Another difficulty encountered is the programs we use, sometimes we find that we need exactly that program, but actually we need its functionality. It took me a while to get used to this idea. I kept dual boot for a year simply to use the Microsoft Office suite, until I realized that what I was looking for was simply the functionality I found in these programs.

Search for things not by the name of the program but by its features, such as a text editor instead of Word for example. This certainly opens up a much wider range of opportunities to find what you are looking for, often finding even better solutions than you were used to.
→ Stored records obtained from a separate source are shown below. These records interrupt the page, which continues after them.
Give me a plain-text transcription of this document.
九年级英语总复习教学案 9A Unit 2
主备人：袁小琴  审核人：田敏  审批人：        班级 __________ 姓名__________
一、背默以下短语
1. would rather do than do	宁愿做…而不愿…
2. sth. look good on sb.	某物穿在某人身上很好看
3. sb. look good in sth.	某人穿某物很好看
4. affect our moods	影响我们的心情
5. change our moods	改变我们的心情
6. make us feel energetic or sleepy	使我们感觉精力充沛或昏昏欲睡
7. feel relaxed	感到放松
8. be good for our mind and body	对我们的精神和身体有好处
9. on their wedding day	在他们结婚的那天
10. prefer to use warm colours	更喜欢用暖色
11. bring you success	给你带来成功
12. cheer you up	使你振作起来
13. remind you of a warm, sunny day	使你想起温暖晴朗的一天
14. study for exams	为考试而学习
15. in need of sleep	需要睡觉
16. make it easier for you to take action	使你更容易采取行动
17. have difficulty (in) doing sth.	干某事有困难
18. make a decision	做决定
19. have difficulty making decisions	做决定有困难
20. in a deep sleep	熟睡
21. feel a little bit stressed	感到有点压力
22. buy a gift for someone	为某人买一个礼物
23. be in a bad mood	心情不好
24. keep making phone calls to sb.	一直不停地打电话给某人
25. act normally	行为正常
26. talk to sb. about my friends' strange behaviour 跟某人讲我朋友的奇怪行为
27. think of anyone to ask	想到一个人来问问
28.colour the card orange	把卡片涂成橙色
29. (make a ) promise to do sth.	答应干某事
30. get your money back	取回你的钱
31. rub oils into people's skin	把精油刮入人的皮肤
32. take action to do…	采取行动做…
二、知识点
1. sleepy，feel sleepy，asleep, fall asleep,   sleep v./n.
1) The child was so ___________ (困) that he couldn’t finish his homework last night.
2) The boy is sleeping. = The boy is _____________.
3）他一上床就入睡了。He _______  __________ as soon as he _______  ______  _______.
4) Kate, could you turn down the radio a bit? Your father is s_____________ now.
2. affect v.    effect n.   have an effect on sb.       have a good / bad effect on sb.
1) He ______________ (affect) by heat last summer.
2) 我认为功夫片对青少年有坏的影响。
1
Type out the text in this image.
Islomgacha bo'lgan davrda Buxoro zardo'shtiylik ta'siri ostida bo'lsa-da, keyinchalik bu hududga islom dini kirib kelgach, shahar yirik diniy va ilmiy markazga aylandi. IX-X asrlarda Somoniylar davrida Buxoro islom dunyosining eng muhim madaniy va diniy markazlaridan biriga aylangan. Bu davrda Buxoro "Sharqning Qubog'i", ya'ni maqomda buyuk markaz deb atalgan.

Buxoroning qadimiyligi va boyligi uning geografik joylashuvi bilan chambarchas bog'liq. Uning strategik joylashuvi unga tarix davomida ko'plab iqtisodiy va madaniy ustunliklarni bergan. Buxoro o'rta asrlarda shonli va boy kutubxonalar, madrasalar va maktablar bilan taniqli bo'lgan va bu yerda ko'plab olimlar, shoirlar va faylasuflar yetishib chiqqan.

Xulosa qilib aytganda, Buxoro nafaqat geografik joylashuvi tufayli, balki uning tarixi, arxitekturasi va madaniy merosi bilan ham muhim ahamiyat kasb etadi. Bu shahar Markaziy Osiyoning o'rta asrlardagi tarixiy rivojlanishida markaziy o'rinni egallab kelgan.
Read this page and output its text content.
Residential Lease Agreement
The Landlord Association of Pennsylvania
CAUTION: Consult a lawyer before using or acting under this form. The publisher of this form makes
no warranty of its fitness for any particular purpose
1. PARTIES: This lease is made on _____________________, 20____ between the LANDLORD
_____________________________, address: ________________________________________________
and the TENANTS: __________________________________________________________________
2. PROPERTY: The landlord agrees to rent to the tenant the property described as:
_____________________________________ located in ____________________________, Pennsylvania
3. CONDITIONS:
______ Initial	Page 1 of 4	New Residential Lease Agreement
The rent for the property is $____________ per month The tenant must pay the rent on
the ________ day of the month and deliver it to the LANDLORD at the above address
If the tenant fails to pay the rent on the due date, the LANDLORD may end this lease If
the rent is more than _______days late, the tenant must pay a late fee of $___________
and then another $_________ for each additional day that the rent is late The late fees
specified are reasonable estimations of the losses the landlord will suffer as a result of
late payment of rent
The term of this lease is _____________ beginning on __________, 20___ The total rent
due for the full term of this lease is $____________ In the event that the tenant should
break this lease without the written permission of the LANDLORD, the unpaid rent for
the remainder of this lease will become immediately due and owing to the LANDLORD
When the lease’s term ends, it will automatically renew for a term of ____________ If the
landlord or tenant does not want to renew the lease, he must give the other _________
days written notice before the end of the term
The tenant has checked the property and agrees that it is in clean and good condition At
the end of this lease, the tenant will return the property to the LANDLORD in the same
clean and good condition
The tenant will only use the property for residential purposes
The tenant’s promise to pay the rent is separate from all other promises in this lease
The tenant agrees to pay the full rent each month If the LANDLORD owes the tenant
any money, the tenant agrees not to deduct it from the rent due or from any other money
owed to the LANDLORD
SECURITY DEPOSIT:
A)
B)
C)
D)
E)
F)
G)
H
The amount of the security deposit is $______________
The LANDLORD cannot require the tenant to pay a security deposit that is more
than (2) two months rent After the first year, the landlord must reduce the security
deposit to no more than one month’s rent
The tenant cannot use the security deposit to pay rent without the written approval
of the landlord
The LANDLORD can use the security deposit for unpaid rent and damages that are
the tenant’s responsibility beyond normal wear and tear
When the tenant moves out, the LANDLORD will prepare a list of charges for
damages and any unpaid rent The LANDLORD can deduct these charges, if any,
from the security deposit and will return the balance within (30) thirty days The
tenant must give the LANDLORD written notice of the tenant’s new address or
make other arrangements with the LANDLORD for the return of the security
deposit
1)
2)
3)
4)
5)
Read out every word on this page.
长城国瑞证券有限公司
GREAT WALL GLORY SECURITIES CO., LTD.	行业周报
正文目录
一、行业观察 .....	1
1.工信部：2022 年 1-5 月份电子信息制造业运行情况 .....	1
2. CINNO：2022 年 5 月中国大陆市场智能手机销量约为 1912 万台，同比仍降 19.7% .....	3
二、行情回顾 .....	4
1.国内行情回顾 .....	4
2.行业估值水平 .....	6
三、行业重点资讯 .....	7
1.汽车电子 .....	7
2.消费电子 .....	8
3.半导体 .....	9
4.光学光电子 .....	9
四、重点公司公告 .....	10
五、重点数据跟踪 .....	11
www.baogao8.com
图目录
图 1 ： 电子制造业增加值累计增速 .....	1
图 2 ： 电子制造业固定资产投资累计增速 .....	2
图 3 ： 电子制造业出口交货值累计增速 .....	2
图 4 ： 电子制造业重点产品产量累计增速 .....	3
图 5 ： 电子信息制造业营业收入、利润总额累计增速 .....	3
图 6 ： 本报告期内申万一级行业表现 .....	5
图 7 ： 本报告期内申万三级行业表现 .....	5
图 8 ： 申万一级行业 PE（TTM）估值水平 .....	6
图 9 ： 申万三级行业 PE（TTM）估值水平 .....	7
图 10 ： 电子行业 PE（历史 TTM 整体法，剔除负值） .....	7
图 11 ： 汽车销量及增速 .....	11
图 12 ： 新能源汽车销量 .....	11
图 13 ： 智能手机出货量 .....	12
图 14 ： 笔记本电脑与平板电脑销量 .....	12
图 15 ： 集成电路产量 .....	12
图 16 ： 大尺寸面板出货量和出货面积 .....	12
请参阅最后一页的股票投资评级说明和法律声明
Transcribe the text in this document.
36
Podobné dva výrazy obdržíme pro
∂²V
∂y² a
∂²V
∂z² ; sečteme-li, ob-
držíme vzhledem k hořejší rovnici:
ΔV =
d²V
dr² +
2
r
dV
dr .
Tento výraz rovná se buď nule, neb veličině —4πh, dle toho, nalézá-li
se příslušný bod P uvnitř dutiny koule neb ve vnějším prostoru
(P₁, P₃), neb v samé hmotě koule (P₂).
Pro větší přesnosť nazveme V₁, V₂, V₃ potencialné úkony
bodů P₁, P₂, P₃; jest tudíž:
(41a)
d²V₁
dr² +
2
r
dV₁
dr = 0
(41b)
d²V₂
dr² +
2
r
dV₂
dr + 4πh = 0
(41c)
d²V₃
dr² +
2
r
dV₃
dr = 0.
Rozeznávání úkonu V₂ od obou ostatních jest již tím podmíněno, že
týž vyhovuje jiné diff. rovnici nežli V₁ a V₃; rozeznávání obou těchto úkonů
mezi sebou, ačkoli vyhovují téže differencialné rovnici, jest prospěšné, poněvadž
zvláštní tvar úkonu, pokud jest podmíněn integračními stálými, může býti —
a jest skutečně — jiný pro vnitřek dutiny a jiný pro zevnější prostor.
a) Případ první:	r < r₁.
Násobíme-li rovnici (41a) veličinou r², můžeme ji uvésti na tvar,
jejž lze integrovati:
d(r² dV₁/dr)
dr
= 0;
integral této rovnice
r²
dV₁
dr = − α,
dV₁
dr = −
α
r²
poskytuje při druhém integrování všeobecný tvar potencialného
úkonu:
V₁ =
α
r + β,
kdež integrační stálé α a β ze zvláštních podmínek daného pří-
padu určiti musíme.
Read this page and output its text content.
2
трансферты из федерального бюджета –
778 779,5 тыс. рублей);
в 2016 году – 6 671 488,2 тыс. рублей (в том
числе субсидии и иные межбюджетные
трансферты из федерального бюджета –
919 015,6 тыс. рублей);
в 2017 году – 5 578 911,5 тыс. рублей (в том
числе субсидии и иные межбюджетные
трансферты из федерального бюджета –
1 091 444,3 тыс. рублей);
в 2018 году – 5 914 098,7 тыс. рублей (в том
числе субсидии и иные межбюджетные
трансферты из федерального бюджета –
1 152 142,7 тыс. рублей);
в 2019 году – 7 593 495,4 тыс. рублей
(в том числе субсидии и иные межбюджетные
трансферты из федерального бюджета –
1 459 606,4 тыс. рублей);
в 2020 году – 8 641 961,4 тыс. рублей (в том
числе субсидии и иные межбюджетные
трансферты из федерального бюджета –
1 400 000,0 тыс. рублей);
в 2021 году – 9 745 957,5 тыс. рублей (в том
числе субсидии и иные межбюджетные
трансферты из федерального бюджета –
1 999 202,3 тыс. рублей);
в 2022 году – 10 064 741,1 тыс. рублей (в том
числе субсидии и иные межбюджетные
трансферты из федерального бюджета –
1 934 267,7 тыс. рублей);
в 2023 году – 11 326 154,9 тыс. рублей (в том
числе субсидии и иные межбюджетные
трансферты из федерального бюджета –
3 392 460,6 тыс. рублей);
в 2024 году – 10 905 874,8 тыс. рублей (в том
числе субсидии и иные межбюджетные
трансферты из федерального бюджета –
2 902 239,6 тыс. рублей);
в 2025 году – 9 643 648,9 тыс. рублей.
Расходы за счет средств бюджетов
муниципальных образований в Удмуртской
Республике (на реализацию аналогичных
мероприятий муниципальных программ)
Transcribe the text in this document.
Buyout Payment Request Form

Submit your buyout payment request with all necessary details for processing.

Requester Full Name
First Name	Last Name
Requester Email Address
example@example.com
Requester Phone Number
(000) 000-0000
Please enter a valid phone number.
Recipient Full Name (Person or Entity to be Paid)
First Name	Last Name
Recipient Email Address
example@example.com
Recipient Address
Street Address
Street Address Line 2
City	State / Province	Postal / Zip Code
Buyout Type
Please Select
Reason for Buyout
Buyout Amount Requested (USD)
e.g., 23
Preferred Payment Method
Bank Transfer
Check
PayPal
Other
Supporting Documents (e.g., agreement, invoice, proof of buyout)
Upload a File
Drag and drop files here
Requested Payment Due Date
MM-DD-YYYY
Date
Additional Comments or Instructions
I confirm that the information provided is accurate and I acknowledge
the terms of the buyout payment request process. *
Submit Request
Although I have mentioned some points related to the content produced and some of my user experience, I believe that much of the dropout is due to the user's lack of interest in striving to gain new knowledge and choosing to say that the product is not good. than to reveal that I had no desire to know and adapt there is something new at the moment. This also happened to me, but I ended up reviewing my concepts.

Note that there is no problem that you are not interested in learning something new at the moment, as long as you do not justify this lack of interest by putting negative obstacles in the content, and that goes for anything in life that you propose to learn in your life. Finally, in the video below you will find Dionatan's opinion on the challenges of migration and what can be done to facilitate it.